El hombre rubio que se encontraba al lado de Grace me tendió su mano con gesto sencillo y sus ojos azules se llenaron de arrugas al sonreír cariñosamente, aunque eso no le quitó lo atractivo.

—Me alegra conocerte, Ana.

—Igual a mí, Señor Grey —Le correspondí la sonrisa mientras le estrechaba la mano.

Un chillido de emoción se escuchó de repente, sobresaltándome. La joven de corto cabello negro me observaba emocionada, miré nerviosa a Christian, él puso los ojos en blanco y suspiró.

—Esta es Mía, mi hermana pequeña…

Mi marido trató de sonar cansado e irritado al referirse a la chica, pero su actitud no logró aminorar el brillo en sus ojos, era obvio que la adoraba.
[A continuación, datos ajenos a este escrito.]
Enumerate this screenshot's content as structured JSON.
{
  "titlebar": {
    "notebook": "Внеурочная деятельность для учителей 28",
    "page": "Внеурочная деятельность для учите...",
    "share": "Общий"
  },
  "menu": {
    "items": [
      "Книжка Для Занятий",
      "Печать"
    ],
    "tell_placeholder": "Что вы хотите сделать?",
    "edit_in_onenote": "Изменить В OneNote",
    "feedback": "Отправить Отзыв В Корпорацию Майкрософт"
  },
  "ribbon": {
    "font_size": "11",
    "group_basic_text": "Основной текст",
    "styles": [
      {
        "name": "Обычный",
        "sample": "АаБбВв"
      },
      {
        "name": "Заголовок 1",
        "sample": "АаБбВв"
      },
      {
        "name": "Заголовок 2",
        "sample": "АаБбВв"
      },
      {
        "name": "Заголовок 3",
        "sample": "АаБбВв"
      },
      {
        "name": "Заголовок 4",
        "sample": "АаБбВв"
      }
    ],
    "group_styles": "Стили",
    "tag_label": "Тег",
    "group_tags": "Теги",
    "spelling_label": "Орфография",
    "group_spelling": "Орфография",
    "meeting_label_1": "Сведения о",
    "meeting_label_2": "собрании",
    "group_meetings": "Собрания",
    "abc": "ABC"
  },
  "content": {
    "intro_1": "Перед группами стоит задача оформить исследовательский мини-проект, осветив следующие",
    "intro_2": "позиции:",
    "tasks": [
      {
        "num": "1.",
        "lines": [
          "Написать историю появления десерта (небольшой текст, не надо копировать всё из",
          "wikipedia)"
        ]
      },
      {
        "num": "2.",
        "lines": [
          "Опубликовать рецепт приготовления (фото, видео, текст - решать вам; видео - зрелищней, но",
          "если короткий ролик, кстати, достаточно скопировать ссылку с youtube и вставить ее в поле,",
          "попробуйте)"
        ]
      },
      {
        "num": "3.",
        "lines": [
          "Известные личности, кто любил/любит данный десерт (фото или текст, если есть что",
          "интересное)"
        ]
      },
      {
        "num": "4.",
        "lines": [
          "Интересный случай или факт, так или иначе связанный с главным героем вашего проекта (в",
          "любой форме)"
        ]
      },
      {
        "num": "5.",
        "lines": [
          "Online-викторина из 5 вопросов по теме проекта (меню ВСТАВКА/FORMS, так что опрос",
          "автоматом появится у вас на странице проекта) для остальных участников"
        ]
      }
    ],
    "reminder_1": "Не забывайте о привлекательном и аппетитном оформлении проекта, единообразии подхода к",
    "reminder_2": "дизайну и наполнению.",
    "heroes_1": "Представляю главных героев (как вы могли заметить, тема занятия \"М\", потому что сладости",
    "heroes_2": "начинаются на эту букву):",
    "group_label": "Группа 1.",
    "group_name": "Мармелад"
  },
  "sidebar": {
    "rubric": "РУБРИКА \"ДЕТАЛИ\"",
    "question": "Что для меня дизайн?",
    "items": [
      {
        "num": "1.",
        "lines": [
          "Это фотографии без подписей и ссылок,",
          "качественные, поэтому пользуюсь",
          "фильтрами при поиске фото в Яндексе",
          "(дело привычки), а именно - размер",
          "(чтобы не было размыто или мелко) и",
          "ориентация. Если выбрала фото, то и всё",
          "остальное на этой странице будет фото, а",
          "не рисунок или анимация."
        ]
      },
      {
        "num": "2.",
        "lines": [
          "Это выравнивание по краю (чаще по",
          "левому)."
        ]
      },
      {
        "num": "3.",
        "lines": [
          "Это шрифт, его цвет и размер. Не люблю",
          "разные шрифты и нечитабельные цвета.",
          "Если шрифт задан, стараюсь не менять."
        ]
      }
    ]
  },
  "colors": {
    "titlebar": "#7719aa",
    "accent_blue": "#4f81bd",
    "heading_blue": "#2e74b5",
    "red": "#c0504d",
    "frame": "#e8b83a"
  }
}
Mía salió de atrás de sus padres y con entusiasmo me envolvió en un fuerte abrazo.

—No sabes cuánto me alegra conocerte.

—Gracias, también a mí.

Mía era de mi edad, tal como me había dicho Christian, pero era muy diferente a mí, probablemente en más aspectos de los que yo imaginaba. El vestido rosa pálido se pegaba a sus curvas completamente y ella lo lucía con elegancia y sofisticación. Era obvio que nunca había trabajado ni visto lo duro de la vida y me alegraba por eso, aunque no pude evitar sentir un poco de envida por ella. Sus ojos oscuros brillaban con emoción y entusiasmo típico de una adolescente normal, características que yo nunca pude ni podría experimentar. Me había tocado madurar demasiado rápido al ritmo de una vida arruinada.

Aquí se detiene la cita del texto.